Consequences for Companies and Users
- For traditional SaaS companies: They must urgently pivot to usage-based or outcome-based pricing models, or they will disappear. The adaptation window is narrow. Salesforce has already announced a new product, Agentforce, which charges per completed action, not per user. However, its legacy customer base, accustomed to per-seat pricing, may resist. Workday, meanwhile, has launched an AI platform for HR that automates recruitment processes, but has not yet detailed its pricing model. Regulatory uncertainty also plays a role: in the EU, the AI Act could require algorithm transparency, increasing compliance costs for these companies.
- For customers: Software costs will be directly tied to value generated, which can reduce fixed expenses but introduces budget uncertainty. A company hiring an AI legal assistant will pay only for contracts drafted, but if workload fluctuates, so will spending. This may benefit SMEs with variable workloads, but large corporations, which prefer predictable costs, will need to adjust their financial planning models. Additionally, reliance on proprietary data poses vendor lock-in risks: once a company trains a model on its data, migrating to another provider can be costly and complex.
- For investors: The new wave of vertical AI startups offers potentially higher returns, but with different risk profiles, depending on proprietary data and niche markets. A venture capital fund investing in a dozen vertical AI startups can expect some to become unicorns, but others will fail if they cannot scale beyond their initial niche. The valuation of these companies is no longer based on metrics like ARR (Annual Recurring Revenue) or churn rate, but on the depth of their data moat and the efficiency of their agents. This demands a new way of evaluating investments, something many traditional funds have yet to master.
What You Need to Know
SaaS is not dead, but its dominant form is. The next decade will see software fragment into hundreds of vertical AI solutions, each with its own data moat. Companies that invest in proprietary data and specific process automation will lead. For professionals, the critical skill will be understanding how to integrate these tools without losing strategic control. As de Silva notes, 'companies that adapt will build faster and deliver more value.'
A concrete example: in the legal sector, startups like Harvey (backed by OpenAI) are already replacing junior legal assistants in document review tasks. Harvey charges per query, not per license, and has reported a 40% reduction in contract review time. In finance, the platform Brex uses AI to automate expense management, charging a percentage of the savings detected. These companies are growing at rates exceeding 200% annually, while traditional SaaS stocks fall.

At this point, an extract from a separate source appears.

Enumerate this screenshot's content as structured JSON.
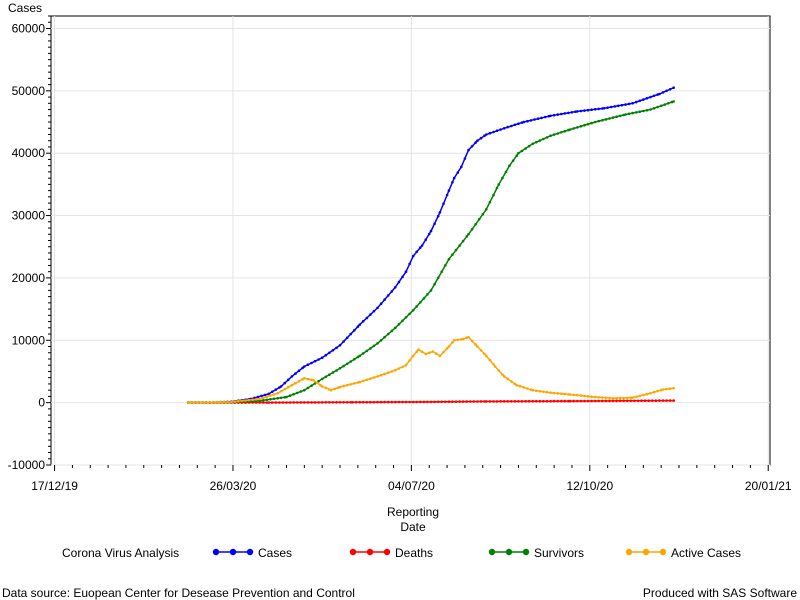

For IT professionals, the recommendation is clear: start evaluating which processes in your organization can be automated by AI agents, and seek vertical providers specialized in your industry. Integration will require skills in APIs, data security, and AI governance. For investors, the time to rebalance portfolios is now: reduce exposure to horizontal SaaS and increase in vertical AI startups with proprietary data.
«The death of per-seat pricing is the first symptom of a transformation that will redefine the entire software industry.» — Richard de Silva, Lateral Investment Management
In summary, January 27, 2025, was not a day of irrational panic, but an early warning signal. Classic SaaS, with its per-seat pricing model, is being replaced by an ecosystem of AI agents that charge for results. Those who do not adapt will be left behind. History has taught us that technological transitions are relentless: Blockbuster did not survive Netflix, and Nokia could not compete with the iPhone. Now, traditional SaaS faces its own Blockbuster moment. The question is: which companies will be the Netflix of this new era?